Сейчас в мужчине нельзя узнать человека, который отсидел полтора года — его выдает только излишняя бледность и эйфория от свободы: «Вы не понимаете — в Беларуси ты все время шифруешься, удаляешь переписку, а тут можно спокойно пользоваться телефоном — и тебе за это ничего не будет». Он признается, что пока имеет проблемы с режимом — пока он, как узник, рано поднимается и рано ложится спать: «Но вот сегодня я, например, поднялся уже в семь утра, а не в пять».
«Климат меняется, а руководитель ЦИК Беларуси — нет»
— Когда пошли к посольству России с портретом и бело-красно-белыми розами после известия о смерти Алексея Навального, вы ожидали задержания?
— Безусловно. У меня был рюкзак с водой, шоколадкой и паспортом. Кстати, последний так и остался в Центральном РУВД. Я заранее включил свою геолокацию для друга, чтобы он понимал, где я.
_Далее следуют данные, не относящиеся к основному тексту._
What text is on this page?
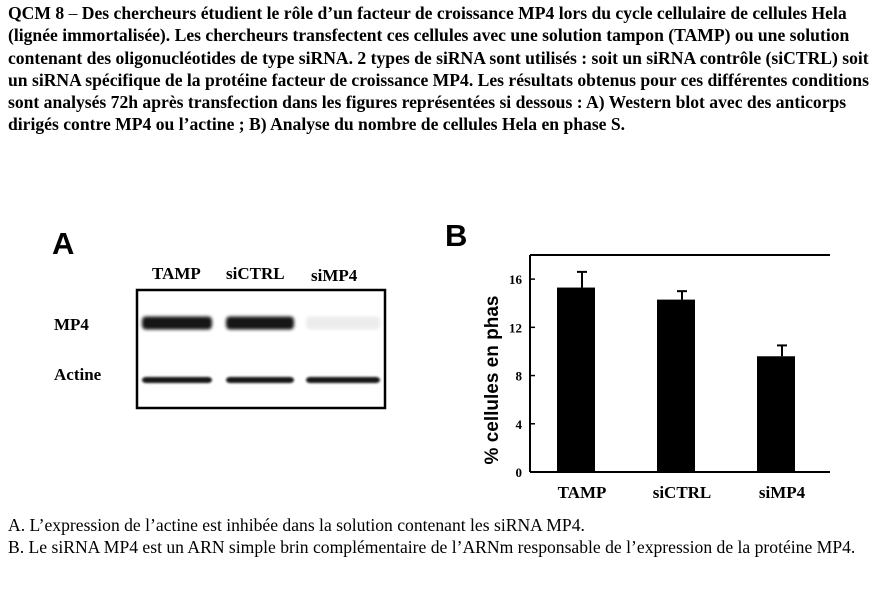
QCM 8 – Des chercheurs étudient le rôle d’un facteur de croissance MP4 lors du cycle cellulaire de cellules Hela (lignée immortalisée). Les chercheurs transfectent ces cellules avec une solution tampon (TAMP) ou une solution contenant des oligonucléotides de type siRNA. 2 types de siRNA sont utilisés : soit un siRNA contrôle (siCTRL) soit un siRNA spécifique de la protéine facteur de croissance MP4. Les résultats obtenus pour ces différentes conditions sont analysés 72h après transfection dans les figures représentées si dessous : A) Western blot avec des anticorps dirigés contre MP4 ou l’actine ; B) Analyse du nombre de cellules Hela en phase S.
A
TAMP siCTRL siMP4
MP4
Actine
B
0
4
8
12
16
TAMP	siCTRL	siMP4
% cellules en phas
A. L’expression de l’actine est inhibée dans la solution contenant les siRNA MP4.
B. Le siRNA MP4 est un ARN simple brin complémentaire de l’ARNm responsable de l’expression de la protéine MP4.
Видел автобус ОМОНа рядом с посольством. Но не пойти не мог — Алексей Навальный был самым популярным российским политиком, он умер в заключении. Я часто его вспоминал, когда сам сидел.
Однако Дмитрий не ожидал, что на него заведут уголовное дело, осудят и он проведет семь месяцев в одиночке, а затем будет насильственно выдворен в Литву.
Вспоминает условия в ИВС, где провел 30 суток, пока его не перевели в СИЗО: антисанитария, клопы, камера на шесть квадратных метров, в которой было 13 человек — троим из них по ночам приходилось стоять.
— За что вас осудили?
— По части 1 статьи 342 Уголовного кодекса («Организация и подготовка действий, грубо нарушающих общественный порядок, либо активное участие в них»), меня зафиксировали на одном из маршей в 2020 году, и по части 3 статьи 361 Уголовного кодекса («Призывы к действиям, направленным на причинение вреда национальной безопасности Республики Беларусь»). По последней мне вменяли 17 эпизодов, среди них были откровенно смешные. Например, в году 2018— 2019‑м я написал, что «климат меняется, а руководитель ЦИК Беларуси — нет». Прокурор посчитал, что таким образом я нанес «вред национальной безопасности». На суде все понимали, какой это абсурд, но в итоге мне дали шесть лет колонии.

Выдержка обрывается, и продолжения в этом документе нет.